How would state health officials respond to pandemic?


Published: Tuesday, November 1, 2005 at 6:01 a.m.
Last Modified: Monday, October 31, 2005 at 10:39 p.m.

Facts

Challenges of a pandemic

  • A pandemic will last much longer than most public health emergencies and may include "waves" of influenza activity separated by months.
  • The numbers of health care workers and first responders available to work can be expected to be reduced. They will be at high risk of illness through exposure and some may have to miss work to care for ill family members.
  • Resources in many locations could be limited, depending on the severity and spread of an influenza pandemic.
    - Centers for Disease Control and Prevention

  • Today, President Bush is expected to spell out the administration's game plan for dealing with the next flu pandemic in the United States - whether it arises from the bird flu in Asia or some other super-strain of influenza.
    A possible avian flu epidemic is being compared to the deadly 1918 Spanish flu that claimed more than 500,000 lives in the United States.
    The federal Centers for Disease Control and Prevention is advising state and local health departments that the risk of people contracting avian flu is low. But in September the Florida Department of Health updated its disaster plan to handle a widespread outbreak of flu - avian or otherwise.
    "We've had a pandemic plan for years; this isn't something that just came up with avian flu," Department of Health spokesman Doc Kokol said Monday.
    When they do occur, influenza pandemics infect 20 percent to 40 percent of the world's population in a single year; the last such pandemic was 37 years ago.
    If the world were swept with an epidemic of flu virus as deadly as the Spanish flu, the CDC estimates that about 90 million Americans would be struck by the illness and about 200,000 would die. The direct health care cost of such a pandemic would be $166 billion.
    If the CDC's estimates are on target, then Florida must be prepared to treat 3.4 to 6.8 million cases of influenza in a pandemic.

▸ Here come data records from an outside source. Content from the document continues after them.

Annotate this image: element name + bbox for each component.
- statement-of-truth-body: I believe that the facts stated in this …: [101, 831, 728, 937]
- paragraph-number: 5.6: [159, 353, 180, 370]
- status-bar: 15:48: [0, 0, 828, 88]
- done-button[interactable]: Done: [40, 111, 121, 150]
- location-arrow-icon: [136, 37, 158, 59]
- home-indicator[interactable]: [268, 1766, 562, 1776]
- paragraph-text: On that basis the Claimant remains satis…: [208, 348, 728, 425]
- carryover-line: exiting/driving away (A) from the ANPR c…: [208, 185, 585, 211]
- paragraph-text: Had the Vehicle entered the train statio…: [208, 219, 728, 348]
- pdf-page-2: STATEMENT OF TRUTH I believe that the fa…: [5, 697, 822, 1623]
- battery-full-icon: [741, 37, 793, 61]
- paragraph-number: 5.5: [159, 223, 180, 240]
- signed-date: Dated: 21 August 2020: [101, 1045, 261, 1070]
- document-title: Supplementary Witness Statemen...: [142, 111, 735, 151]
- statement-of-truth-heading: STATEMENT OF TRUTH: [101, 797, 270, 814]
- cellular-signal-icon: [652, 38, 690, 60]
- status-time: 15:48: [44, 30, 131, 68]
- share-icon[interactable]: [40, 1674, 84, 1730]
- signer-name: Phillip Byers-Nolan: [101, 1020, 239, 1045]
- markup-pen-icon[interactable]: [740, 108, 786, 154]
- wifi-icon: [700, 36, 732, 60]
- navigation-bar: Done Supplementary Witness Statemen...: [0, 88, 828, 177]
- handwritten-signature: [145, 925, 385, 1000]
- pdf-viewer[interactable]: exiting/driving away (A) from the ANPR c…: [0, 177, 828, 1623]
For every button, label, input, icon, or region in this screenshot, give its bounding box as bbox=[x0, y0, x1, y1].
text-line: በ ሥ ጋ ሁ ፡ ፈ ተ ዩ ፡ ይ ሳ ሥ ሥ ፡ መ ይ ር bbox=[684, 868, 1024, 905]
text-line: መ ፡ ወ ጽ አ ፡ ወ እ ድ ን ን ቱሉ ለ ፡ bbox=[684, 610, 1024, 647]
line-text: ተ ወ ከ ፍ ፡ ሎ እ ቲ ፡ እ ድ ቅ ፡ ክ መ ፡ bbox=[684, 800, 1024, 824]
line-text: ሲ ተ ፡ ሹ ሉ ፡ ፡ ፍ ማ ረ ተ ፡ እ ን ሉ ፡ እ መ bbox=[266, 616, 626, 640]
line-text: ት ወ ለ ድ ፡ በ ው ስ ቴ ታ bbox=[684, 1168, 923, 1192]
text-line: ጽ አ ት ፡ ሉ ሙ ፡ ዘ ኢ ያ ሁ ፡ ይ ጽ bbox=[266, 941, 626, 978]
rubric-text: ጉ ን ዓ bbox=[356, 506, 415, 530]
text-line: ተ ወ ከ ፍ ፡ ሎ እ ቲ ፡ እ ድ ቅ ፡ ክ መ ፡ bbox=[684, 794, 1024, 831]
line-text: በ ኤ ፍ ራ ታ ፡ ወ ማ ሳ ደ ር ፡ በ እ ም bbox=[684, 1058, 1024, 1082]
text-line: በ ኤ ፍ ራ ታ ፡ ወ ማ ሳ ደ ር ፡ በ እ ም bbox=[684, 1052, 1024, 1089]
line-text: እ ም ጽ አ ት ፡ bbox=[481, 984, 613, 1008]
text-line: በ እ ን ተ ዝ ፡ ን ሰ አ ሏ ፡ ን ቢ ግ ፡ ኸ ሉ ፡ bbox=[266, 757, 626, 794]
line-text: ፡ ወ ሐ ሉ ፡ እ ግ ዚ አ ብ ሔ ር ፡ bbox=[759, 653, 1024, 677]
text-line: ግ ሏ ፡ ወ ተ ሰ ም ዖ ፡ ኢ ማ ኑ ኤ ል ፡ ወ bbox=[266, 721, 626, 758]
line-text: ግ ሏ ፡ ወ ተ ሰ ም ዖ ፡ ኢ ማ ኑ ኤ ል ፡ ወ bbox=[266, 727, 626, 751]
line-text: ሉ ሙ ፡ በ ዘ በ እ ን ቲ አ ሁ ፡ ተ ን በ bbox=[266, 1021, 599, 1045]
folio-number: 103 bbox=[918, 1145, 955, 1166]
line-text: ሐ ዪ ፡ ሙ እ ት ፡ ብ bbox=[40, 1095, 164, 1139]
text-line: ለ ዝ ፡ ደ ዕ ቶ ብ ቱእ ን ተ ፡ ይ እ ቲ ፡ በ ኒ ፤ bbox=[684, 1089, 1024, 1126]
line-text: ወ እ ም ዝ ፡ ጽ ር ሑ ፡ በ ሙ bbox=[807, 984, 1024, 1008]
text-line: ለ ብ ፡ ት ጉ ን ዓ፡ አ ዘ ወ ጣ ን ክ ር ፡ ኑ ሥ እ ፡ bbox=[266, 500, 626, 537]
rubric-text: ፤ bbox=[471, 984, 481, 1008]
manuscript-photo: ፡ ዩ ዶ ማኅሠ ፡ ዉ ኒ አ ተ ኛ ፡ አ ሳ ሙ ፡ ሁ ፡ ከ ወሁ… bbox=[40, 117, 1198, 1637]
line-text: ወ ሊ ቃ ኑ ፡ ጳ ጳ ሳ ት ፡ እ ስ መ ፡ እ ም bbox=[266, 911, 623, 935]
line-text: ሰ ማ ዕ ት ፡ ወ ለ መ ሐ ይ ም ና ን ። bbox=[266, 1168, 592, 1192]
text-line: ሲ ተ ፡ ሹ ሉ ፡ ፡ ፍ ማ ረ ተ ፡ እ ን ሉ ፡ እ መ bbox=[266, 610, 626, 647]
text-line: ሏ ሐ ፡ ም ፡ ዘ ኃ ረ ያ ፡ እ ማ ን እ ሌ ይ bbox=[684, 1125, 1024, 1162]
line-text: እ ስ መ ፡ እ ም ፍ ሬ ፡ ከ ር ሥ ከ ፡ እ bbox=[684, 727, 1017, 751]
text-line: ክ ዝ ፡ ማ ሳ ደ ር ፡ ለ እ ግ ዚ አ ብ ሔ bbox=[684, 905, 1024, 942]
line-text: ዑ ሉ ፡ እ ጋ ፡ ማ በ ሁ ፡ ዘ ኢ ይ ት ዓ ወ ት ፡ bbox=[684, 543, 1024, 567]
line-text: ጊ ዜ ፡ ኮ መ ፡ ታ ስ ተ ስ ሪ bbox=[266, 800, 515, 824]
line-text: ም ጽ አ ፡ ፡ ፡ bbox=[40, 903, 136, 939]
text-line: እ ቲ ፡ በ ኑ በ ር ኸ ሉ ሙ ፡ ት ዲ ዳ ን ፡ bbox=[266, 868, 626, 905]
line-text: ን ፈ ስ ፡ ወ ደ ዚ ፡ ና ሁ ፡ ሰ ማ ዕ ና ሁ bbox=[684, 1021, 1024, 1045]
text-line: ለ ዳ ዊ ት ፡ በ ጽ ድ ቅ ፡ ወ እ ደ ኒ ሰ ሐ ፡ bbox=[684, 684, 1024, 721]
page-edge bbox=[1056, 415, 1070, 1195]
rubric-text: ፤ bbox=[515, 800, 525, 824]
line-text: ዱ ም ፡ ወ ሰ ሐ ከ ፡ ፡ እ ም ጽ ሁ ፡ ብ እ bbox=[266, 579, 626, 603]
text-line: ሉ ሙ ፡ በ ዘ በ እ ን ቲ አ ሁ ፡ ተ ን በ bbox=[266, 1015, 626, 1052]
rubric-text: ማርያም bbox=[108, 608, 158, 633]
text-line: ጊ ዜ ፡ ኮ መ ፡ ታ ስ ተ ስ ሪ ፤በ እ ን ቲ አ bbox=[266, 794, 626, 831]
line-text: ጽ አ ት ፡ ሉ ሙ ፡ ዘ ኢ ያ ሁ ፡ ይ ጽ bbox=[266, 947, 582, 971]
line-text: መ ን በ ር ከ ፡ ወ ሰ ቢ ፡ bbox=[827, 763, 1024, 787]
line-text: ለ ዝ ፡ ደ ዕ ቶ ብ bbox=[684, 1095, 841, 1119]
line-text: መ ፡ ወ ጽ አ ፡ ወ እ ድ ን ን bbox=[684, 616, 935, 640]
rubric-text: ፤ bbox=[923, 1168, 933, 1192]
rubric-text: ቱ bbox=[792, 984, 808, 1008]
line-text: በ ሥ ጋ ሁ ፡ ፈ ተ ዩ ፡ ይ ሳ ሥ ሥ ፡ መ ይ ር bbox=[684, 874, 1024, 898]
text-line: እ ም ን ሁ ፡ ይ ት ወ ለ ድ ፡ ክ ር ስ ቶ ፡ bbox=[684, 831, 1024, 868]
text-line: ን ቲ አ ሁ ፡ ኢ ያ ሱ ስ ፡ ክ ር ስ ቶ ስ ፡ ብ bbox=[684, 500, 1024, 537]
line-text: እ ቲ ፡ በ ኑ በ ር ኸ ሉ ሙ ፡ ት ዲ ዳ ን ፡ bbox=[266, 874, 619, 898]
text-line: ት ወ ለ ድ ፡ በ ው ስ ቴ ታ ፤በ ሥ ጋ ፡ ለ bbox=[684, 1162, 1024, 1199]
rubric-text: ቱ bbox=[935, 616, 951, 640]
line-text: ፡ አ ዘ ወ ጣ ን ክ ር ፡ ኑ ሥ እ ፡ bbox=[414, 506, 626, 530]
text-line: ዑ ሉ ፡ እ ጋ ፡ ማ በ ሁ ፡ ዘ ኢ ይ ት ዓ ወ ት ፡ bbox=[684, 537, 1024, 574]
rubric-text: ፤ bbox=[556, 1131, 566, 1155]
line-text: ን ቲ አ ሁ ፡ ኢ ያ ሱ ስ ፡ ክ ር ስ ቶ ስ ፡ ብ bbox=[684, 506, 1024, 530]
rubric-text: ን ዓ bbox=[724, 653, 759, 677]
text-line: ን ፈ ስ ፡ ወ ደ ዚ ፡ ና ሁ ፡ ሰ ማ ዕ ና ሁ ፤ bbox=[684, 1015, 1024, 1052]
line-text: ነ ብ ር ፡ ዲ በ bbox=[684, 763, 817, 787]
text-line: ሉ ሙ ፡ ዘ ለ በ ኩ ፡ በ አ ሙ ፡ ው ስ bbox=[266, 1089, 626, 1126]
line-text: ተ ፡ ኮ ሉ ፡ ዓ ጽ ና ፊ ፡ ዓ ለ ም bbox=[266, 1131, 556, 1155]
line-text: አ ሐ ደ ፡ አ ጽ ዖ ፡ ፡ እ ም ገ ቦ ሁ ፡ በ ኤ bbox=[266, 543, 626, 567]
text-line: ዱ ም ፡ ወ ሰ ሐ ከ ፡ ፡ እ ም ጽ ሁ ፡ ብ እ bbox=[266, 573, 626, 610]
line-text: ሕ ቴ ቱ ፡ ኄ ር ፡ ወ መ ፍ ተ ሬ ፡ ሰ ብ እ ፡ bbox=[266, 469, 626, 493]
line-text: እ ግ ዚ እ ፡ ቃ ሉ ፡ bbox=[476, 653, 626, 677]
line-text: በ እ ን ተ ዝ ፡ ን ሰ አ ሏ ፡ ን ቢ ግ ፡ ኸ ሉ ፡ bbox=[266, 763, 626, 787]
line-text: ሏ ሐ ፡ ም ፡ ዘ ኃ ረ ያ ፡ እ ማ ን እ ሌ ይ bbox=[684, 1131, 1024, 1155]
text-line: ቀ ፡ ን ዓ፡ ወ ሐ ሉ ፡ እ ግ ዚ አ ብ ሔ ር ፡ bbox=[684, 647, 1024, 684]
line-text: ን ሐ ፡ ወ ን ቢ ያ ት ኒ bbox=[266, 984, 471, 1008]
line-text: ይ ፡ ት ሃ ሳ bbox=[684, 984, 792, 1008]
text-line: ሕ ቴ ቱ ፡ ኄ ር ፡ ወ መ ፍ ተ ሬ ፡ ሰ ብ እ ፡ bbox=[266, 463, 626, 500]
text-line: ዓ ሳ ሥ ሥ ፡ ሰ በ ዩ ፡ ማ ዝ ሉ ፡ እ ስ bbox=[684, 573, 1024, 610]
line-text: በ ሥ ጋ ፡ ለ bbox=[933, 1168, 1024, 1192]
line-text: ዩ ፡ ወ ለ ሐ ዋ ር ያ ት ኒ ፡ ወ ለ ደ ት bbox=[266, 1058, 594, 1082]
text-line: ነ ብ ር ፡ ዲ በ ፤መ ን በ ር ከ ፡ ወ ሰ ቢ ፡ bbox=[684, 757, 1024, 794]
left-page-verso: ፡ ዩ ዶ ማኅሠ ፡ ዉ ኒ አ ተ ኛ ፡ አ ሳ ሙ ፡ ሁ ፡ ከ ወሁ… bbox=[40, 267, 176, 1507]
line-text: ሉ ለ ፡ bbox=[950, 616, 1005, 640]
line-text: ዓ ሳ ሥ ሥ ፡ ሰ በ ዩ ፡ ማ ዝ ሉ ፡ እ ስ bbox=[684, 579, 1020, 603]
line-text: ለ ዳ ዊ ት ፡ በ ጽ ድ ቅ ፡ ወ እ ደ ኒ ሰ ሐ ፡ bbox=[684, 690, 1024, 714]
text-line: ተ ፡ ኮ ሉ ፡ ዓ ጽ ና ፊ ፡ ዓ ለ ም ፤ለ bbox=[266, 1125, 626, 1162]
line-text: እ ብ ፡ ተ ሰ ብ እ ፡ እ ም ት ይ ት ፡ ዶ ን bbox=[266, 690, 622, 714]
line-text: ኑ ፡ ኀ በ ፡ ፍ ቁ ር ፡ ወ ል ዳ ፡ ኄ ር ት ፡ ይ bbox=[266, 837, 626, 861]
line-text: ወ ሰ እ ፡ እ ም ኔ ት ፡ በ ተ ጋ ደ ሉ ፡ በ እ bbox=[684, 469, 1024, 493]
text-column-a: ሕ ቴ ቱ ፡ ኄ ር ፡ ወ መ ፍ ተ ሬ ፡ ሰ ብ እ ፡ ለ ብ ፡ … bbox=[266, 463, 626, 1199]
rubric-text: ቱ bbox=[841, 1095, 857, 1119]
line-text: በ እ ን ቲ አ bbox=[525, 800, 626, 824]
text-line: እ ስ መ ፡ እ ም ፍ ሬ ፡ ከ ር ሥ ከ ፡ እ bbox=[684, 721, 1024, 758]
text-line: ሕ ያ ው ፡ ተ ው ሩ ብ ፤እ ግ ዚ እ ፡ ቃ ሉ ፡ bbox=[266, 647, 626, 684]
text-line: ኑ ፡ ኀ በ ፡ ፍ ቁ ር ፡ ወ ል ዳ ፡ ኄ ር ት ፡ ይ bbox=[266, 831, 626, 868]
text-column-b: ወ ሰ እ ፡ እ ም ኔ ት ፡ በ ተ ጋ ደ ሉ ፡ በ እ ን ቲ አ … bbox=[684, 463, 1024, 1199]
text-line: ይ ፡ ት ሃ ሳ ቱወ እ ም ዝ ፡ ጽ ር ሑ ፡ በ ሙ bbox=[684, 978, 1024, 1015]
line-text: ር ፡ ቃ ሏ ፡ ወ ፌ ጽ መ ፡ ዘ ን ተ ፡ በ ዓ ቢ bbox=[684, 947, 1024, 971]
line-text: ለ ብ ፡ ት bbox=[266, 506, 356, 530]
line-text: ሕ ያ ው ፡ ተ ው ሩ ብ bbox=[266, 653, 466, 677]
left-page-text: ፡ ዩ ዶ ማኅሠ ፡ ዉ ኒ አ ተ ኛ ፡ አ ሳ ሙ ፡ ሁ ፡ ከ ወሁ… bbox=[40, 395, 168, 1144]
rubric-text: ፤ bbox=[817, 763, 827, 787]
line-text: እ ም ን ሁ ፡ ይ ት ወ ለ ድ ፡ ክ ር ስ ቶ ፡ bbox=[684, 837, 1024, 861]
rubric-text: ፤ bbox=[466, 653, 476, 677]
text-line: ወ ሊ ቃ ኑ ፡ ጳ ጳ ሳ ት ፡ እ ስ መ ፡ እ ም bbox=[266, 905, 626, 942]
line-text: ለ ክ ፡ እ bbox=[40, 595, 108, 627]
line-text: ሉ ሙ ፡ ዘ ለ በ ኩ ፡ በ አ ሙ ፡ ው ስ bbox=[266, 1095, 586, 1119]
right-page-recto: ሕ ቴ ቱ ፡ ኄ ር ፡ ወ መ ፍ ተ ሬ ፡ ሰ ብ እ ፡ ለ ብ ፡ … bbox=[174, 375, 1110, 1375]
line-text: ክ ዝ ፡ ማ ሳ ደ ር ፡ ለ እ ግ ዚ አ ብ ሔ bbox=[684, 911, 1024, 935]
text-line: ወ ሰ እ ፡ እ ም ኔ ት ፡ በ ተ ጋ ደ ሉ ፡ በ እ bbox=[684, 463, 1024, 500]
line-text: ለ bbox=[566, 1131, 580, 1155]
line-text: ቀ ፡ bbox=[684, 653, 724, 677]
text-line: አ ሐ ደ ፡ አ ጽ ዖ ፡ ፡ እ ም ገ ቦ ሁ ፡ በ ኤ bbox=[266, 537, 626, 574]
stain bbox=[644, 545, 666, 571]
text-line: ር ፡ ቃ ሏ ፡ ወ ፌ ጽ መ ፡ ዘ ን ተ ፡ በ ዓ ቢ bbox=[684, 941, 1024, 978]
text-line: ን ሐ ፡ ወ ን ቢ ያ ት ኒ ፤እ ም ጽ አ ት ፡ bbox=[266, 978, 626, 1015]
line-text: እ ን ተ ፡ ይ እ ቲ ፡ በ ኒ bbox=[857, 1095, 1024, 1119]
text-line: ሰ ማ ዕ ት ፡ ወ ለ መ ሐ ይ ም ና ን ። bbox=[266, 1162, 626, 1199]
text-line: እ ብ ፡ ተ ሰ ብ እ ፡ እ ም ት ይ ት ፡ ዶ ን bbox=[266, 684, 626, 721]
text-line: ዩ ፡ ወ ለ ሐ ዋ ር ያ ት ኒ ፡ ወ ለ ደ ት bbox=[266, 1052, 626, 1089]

According to the Department of Health's report, the state can "cautiously plan" to receive 120,000 treatment courses of Tamiflu, the prescription antiviral flu treatment, from the CDC's strategic national stockpiles.
    Florida health officials have not yet been given federal guidance on which groups would receive the flu treatment - would it be the elderly, other high-risk populations, seasonal tourists? No matter who received the treatment, it would not be enough to control the spread of the disease, the DOH working group concluded.
    Furthermore, any quantities of flu vaccine allocated to the state would not be enough to stop or quickly alter the course of a pandemic.
    So how would public health officials in Florida respond?
    The Secretary of the Department of Health has the authority to declare a quarantine to protect the public. However, isolation of flu patients in hospitals or at home is a more likely first response. People will be asked to voluntarily stay home from school or work when they become sick to cut down the risk of exposing others.
    Kokol said that EMS, physicians and emergency room personnel have been part of an outreach program to step up their surveillance of disease outbreaks, not just in the event of a flu pandemic or some other emergency event.
    "Historically, these flu pandemics come along every so often, and the next one may not be avian flu," he said. "But we can't take the chance, so we have to increase our surveillance. We want to identify the infected persons, isolate them and treat them so that it doesn't become a pandemic."
    The state health official offered some practical advice for those reading about the potential threat of avian flu.
    "If you look at the number of deaths from the Hong Kong flu pandemic, it killed 34,000 people in the United States," he said. "Our seasonal flu will kill 30,000 people this year, just as it does every year."
    He advised residents to get a flu shot now, before the flu season - which traditionally hits North Central Florida in late November - gets started.
    "It's something you can control, and you'll help yourself, your neighbors and your community," Kokol said.
    Diane Chun can be reached at (352) 374-5041 or chund@gvillesun.com
    Pandemics and the challenges they present

    20th century flu pandemics

  • In 1918-19, "Spanish flu," A (H1N1), killed more than 500,000 people in the United States. Up to 50 million people may have died worldwide. Nearly half of those who died were young, healthy adults. Influenza A (H1N1) viruses still circulate today after being introduced again into the human population in 1977.
  • The "Asian flu," A (H2N2), caused about 70,000 deaths in the United States in 1957-58. First identified in China in late February 1957, the Asian flu spread to the United States by June of that year.
  • "Hong Kong flu," A (H3N2), caused about 34,000 deaths in the United States in 1968 and 1969. Influenza A (H3N2) viruses still circulate today.